KenCast aims to protect critical data during costly storms

The Dish

As a new tropical disturbance looms in the Caribbean this week during one of the most active hurricane seasons on record, airplanes and satellites are helping improve tropical storm forecasting. 

The National Oceanic and Atmospheric Administration (NOAA) has counted 20 major weather and climate events in the United States so far this year, each costing about $1 billion in damages. 

Since NOAA began tracking severe weather events in 1980, damage from the 396 tracked events is approximately $2.8 trillion, according to the agency’s website. 

But critical weather data obtained by satellites or other means must be protected, particularly when traveling through a challenging environment such as a hurricane while being transmitted, Henrik Axelsson, chief executive at content delivery solutions provider KenCast, tells Connectivity Business News in this episode of “The Dish” podcast. 

KenCast works on NOAA’s Hurricane Hunters program, which uses aircraft traveling through a storm to collect weather information in tandem with satellite data, Axelsson tells CBN

“It’s quite challenging, as we’re literally on an airplane flying through a hurricane down to the ground, and there’s a lot of signal interruption,” Axelsson says. 

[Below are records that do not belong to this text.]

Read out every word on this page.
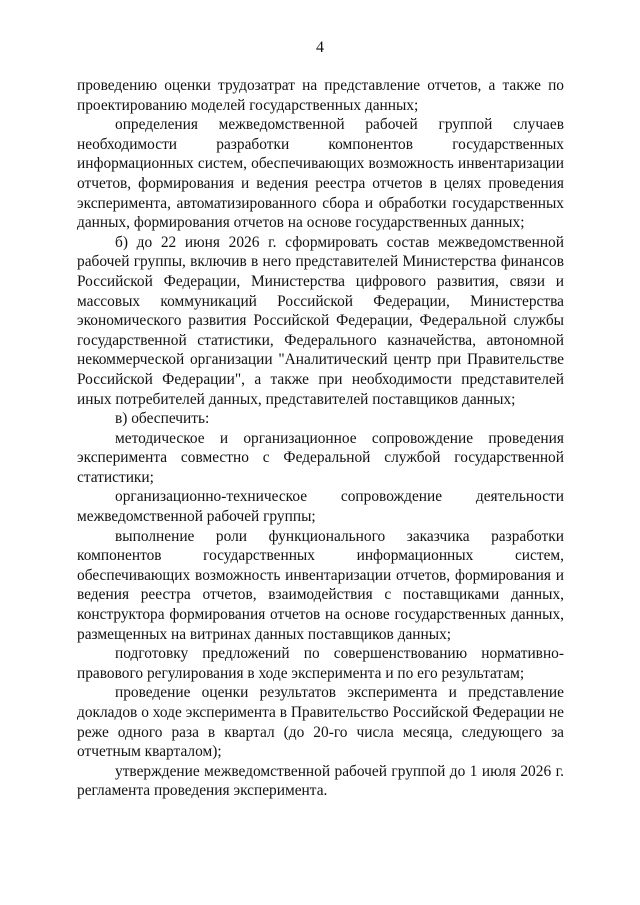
4

проведению оценки трудозатрат на представление отчетов, а также по проектированию моделей государственных данных;

определения межведомственной рабочей группой случаев необходимости разработки компонентов государственных информационных систем, обеспечивающих возможность инвентаризации отчетов, формирования и ведения реестра отчетов в целях проведения эксперимента, автоматизированного сбора и обработки государственных данных, формирования отчетов на основе государственных данных;

б) до 22 июня 2026 г. сформировать состав межведомственной рабочей группы, включив в него представителей Министерства финансов Российской Федерации, Министерства цифрового развития, связи и массовых коммуникаций Российской Федерации, Министерства экономического развития Российской Федерации, Федеральной службы государственной статистики, Федерального казначейства, автономной некоммерческой организации "Аналитический центр при Правительстве Российской Федерации", а также при необходимости представителей иных потребителей данных, представителей поставщиков данных;

в) обеспечить:

методическое и организационное сопровождение проведения эксперимента совместно с Федеральной службой государственной статистики;

организационно-техническое сопровождение деятельности межведомственной рабочей группы;

выполнение роли функционального заказчика разработки компонентов государственных информационных систем, обеспечивающих возможность инвентаризации отчетов, формирования и ведения реестра отчетов, взаимодействия с поставщиками данных, конструктора формирования отчетов на основе государственных данных, размещенных на витринах данных поставщиков данных;

подготовку предложений по совершенствованию нормативно-правового регулирования в ходе эксперимента и по его результатам;

проведение оценки результатов эксперимента и представление докладов о ходе эксперимента в Правительство Российской Федерации не реже одного раза в квартал (до 20-го числа месяца, следующего за отчетным кварталом);

утверждение межведомственной рабочей группой до 1 июля 2026 г. регламента проведения эксперимента.
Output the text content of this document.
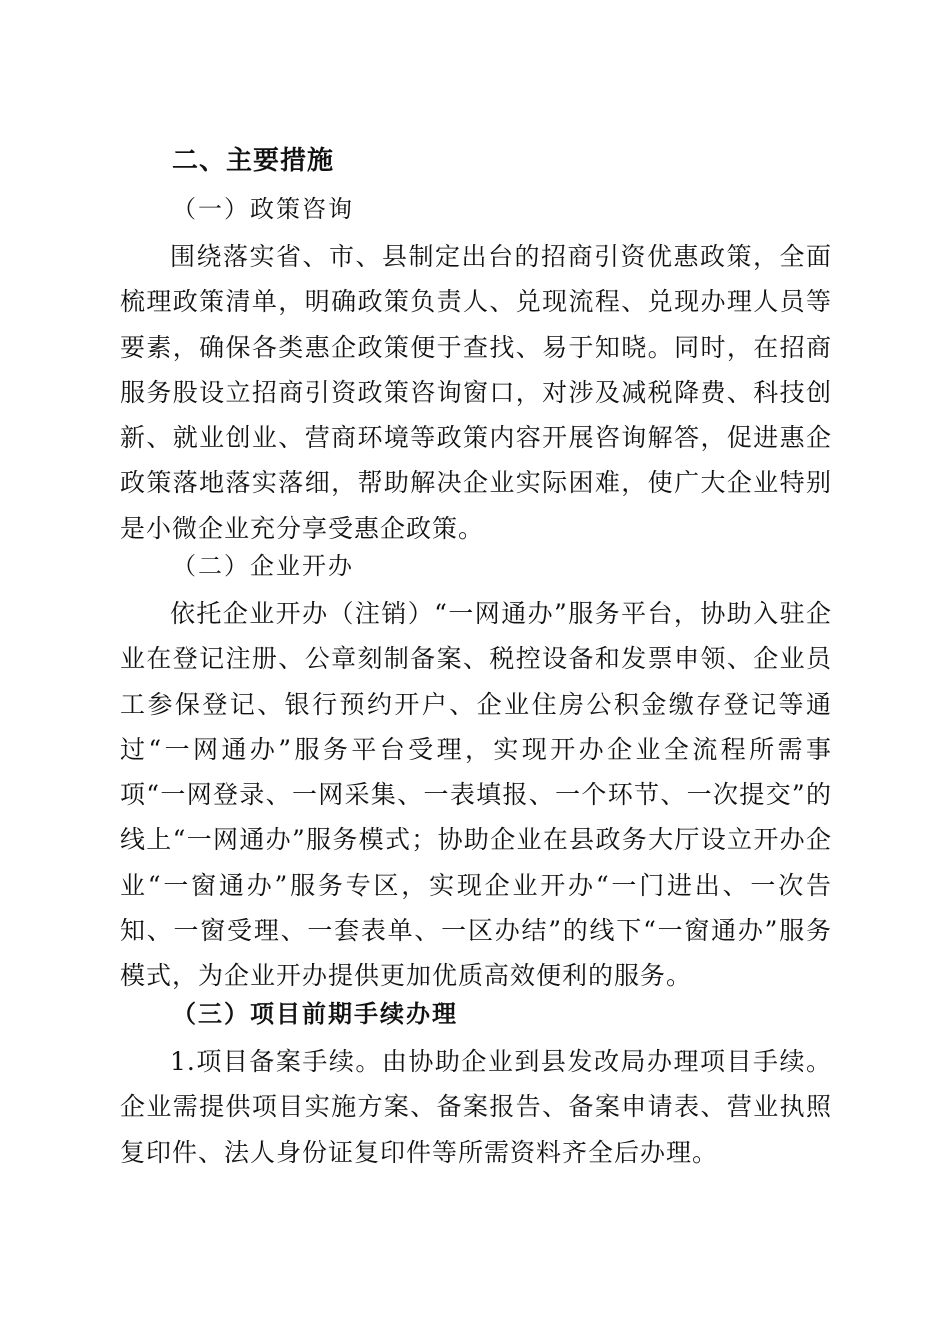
二、主要措施
（一）政策咨询

围绕落实省、市、县制定出台的招商引资优惠政策，全面梳理政策清单，明确政策负责人、兑现流程、兑现办理人员等要素，确保各类惠企政策便于查找、易于知晓。同时，在招商服务股设立招商引资政策咨询窗口，对涉及减税降费、科技创新、就业创业、营商环境等政策内容开展咨询解答，促进惠企政策落地落实落细，帮助解决企业实际困难，使广大企业特别是小微企业充分享受惠企政策。

（二）企业开办

依托企业开办（注销）“一网通办”服务平台，协助入驻企业在登记注册、公章刻制备案、税控设备和发票申领、企业员工参保登记、银行预约开户、企业住房公积金缴存登记等通过“一网通办”服务平台受理，实现开办企业全流程所需事项“一网登录、一网采集、一表填报、一个环节、一次提交”的线上“一网通办”服务模式；协助企业在县政务大厅设立开办企业“一窗通办”服务专区，实现企业开办“一门进出、一次告知、一窗受理、一套表单、一区办结”的线下“一窗通办”服务模式，为企业开办提供更加优质高效便利的服务。

（三）项目前期手续办理

1.项目备案手续。由协助企业到县发改局办理项目手续。企业需提供项目实施方案、备案报告、备案申请表、营业执照复印件、法人身份证复印件等所需资料齐全后办理。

For the program, NOAA’s weather monitoring aircraft are integrated with Norwalk, Conn.-based KenCast’s Fazzt Forward Error Correction (Fazzt FEC) digital delivery system, which is designed to protect mission-critical satellite and terrestrial data, even during network outages, Axelsson says. 

“This use case is almost a perfect poster child for our solution,” Axelsson says, adding that Fazzt took about 30 years to refine.
Fazzt can be used for satellite and terrestrial data and for applications outside of weather monitoring such as automotive and maritime, but Earth observation has seen a pickup in demand, he says. 

“I think in the last five years, we’ve seen a shift with data centers providing connectivity solutions partnering [with] satellite companies,” Axelsson says. “It just provides a lower barrier to entry for a lot of people, when they have one entity they can work with to provide the satellite connectivity and compute [the data] at the same time.”